22/10/21

LA PERIZIA CONFERMA LA CORRELAZIONE, MA PER IL CONSIGLIO DI STATO…




Camilla Canepa “non aveva preso alcun farmaco e non aveva alcuna patologia pregressa”. La sua morte, per trombosi, “è ragionevolmente da riferirsi a un effetto avverso da somministrazione del vaccino anti Covid”.

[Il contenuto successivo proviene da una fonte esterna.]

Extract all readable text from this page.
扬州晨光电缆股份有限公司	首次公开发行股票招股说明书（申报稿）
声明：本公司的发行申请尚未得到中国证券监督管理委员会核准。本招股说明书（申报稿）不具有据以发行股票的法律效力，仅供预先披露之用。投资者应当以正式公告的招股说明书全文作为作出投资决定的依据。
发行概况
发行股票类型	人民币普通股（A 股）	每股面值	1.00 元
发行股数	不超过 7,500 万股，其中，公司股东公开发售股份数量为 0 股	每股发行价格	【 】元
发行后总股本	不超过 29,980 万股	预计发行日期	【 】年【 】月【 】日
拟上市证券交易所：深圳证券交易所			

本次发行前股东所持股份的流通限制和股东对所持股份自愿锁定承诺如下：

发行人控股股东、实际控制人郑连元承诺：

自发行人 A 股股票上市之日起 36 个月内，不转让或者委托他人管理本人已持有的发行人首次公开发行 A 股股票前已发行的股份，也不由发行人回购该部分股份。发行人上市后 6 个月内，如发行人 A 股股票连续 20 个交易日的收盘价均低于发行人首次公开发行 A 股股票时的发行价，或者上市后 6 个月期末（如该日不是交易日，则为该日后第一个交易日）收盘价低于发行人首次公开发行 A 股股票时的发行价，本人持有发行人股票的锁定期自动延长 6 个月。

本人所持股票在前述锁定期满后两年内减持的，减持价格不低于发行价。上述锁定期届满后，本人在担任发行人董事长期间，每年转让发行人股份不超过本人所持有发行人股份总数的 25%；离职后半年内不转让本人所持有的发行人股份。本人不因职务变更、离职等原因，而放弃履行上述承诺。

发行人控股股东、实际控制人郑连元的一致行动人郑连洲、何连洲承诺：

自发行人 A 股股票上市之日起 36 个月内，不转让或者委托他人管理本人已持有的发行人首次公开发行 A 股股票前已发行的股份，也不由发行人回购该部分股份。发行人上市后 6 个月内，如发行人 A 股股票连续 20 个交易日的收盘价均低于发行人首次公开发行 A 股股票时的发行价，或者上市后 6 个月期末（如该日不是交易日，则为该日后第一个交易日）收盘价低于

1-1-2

Sono le conclusioni della perizia depositata dai consulenti della Procura di Genova, che indaga sulla morte della studentessa di 18 anni, vittima di una complicazione seguita alla somministrazione del siero Astrazeneca.
I consulenti, il medico legale Luca Tajana e l’ematologo Franco Piovella, “assolvono” anche i medici, il cui operato era oggetto di altri tre quesiti: sia chi ha vaccinato la ragazza, che chi l’ha poi visitata nei successivi ricoveri, il primo al pronto soccorso di Lavagna il secondo all'ospedale San Martino di Genova. L’esclusione di terapie farmacologiche particolari o di malattie pregresse solleva i vaccinatori da una delle possibili contestazioni: non aver tenuto conto della condizione di salute della giovane o di aver compilato il modulo dell’anamnesi in modo frettoloso. Inoltre, argomenta la perizia, un rapporto di 74 pagine, le conoscenze di quel momento storico sui vaccini e i possibili effetti avversi, non consentono di attribuire alcuna “imperizia” da parte di chi ha effettuato la vaccinazione, che si è svolta dunque “in modo regolare”.
C’è poi il capitolo della diagnosi, potenzialmente tardiva, di uno dei rarissimi casi di reazione avversa al vaccino. Camilla, studentessa di Chiavari che si stava preparando alla maturità, si era sottoposta volontariamente al vaccino, in occasione di un Open Day organizzato dalla Regione Liguria. Era la mattina del 25 maggio. Il 3 giugno la giovane si sente male. Si presenta al pronto soccorso più vicino, nel Comune di Lavagna, con forti mal di testa e fastidio per la luce. Le fanno una Tac, non trovano niente di preoccupante e la rimandano a casa. L’effettuazione di quell’esame, secondo i periti, è sufficiente per escludere responsabilità penali dei medici della struttura, nonostante la cefalea sia uno dei sintomi che possono indicare una trombosi in corso, una delle complicanze possibili del vaccino. La tesi dei periti solleva i medici da responsabilità anche tenendo in considerazione “i costi-benefici della somministrazione” del siero e le conoscenze che si avevano in quel momento. In altre parole: se ne discuteva ancora poco e non era “intuibile” la “correlazione con il vaccino”.
Il 5 giugno le condizioni di Camilla precipitano. Arriva al San Martino di Genova in condizioni ormai disperate, ha una semi paralisi, una trombosi in corso. Non basta un’operazione d’urgenza a salvarle la vita. La perizia, dunque, spazza via anche una delle ipotesi che si erano fatte strada nei primi giorni: la concausa di una piastrinopenia genetica, che non risultava dai documenti ufficiali.
Secondo il difensore della famiglia, Angelo Paone, l’esclusione di profili penalmente rilevanti non chiude la porta a responsabilità “se non penali almeno civili. La Tac che le è stata fatta era senza contrasto e già durante le prime dimissioni il livello delle piastrine era in calo. Inoltre, se è ragionevole il discorso sui costi-benefici, va detto che in quel momento Astra Zeneca era consigliato per età superiori ai 60 anni. E queste non sono opinioni, ma fatti”.